George Rush complicates the privacy of domestic and gallery space with his exhibition Walls, Windows, Rooms, People at the Weston Gallery. Using changes in texture, color and spatial context, Rush asks the viewer to simultaneously act as voyeur and participant in his airy carefully planned pictures.

Rush visited the great Roman wall paintings in Italy over the last few years. In the National Archeological museum in Naples it is possible to be surrounded by astonishing spaces and scenes from just after the death of Jesus Christ. The frescoes represent amazingly modern depictions of space and atmosphere. The works are especially exciting for the way they create inventive interior space. For his show at the Weston, Rush painted a simple architectural setting directly onto the walls of the gallery. This pale wall painting serves to gently undermine the primacy of the traditional canvas works on view. Brightly lit large paintings depict an anonymous interior with a family of inhabitants in various stages of undress. The figures are thinly painted and schematic, clearly revealing their digital fabrication. Although Rush’s people are in vulnerable poses, intimacy is nowhere to be found.

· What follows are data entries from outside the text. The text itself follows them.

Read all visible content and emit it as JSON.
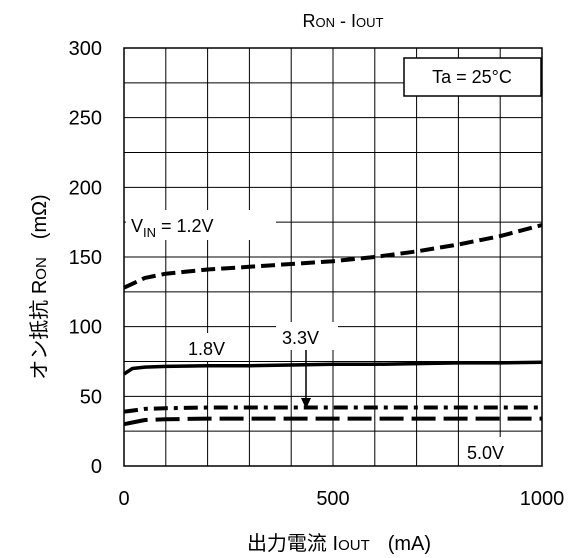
{
  "chart_data": {
    "type": "line",
    "title_main": "R",
    "title_main_sub": "ON",
    "title_sep": " - I",
    "title_sep_sub": "OUT",
    "xlabel_main": "出力電流 I",
    "xlabel_sub": "OUT",
    "xlabel_unit": "(mA)",
    "ylabel_main": "オン抵抗 R",
    "ylabel_sub": "ON",
    "ylabel_unit": "(mΩ)",
    "xlim": [
      0,
      1000
    ],
    "ylim": [
      0,
      300
    ],
    "x_tick_labels": [
      "0",
      "500",
      "1000"
    ],
    "y_tick_labels": [
      "0",
      "50",
      "100",
      "150",
      "200",
      "250",
      "300"
    ],
    "grid": true,
    "condition_box": "Ta = 25°C",
    "series": [
      {
        "name": "V",
        "name_sub": "IN",
        "name_rest": " = 1.2V",
        "style": "dashed",
        "x": [
          0,
          50,
          100,
          200,
          300,
          400,
          500,
          600,
          700,
          800,
          900,
          1000
        ],
        "y": [
          128,
          135,
          138,
          141,
          143,
          145,
          147,
          150,
          154,
          159,
          165,
          173
        ]
      },
      {
        "name": "1.8V",
        "style": "solid",
        "x": [
          0,
          20,
          50,
          100,
          200,
          300,
          400,
          500,
          600,
          700,
          800,
          900,
          1000
        ],
        "y": [
          66,
          70,
          71,
          71.5,
          72,
          72,
          72.5,
          73,
          73,
          73.5,
          74,
          74,
          74.5
        ]
      },
      {
        "name": "3.3V",
        "style": "dash-dot",
        "x": [
          0,
          50,
          100,
          200,
          300,
          400,
          500,
          600,
          700,
          800,
          900,
          1000
        ],
        "y": [
          39,
          41,
          41.5,
          42,
          42,
          42,
          42,
          42,
          42,
          42,
          42,
          42
        ]
      },
      {
        "name": "5.0V",
        "style": "long-dash",
        "x": [
          0,
          50,
          100,
          200,
          300,
          400,
          500,
          600,
          700,
          800,
          900,
          1000
        ],
        "y": [
          30,
          33,
          33.5,
          34,
          34,
          34,
          34,
          34,
          34,
          34,
          34,
          34
        ]
      }
    ]
  }
}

In the space left by intimacy, escapism dominates. Beer cans litter the floor and the relationship between the man and woman is shown as imbalanced and dispassionate. There is some humor to be found in this narrative, as Rush’s insistence on it leaves room for a self- deprecating wink.

The Middle Period
2016
Acrylic, pumice, and ink-jet printing on canvas
72″ x 100″

The most interesting parts of this show are to be found out the windows of the interior spaces. Rush has carefully calibrated his framing devices to provide context for the glowing wobbly forms of light that inhabit each window. This tension between the nearly mechanical interiors and hallucinogenic exterior views is the key to Rush’s project. By containing this dynamic visual experience within a window, Rush transforms it into longing. Even the texture of these exterior views is more active, but to experience this inviting energy we must ignore or marginalize our visions of the individuals that inhabit the space. Although Rush’s bright windows implore us to look out, their reward is the dark mystery of our interior.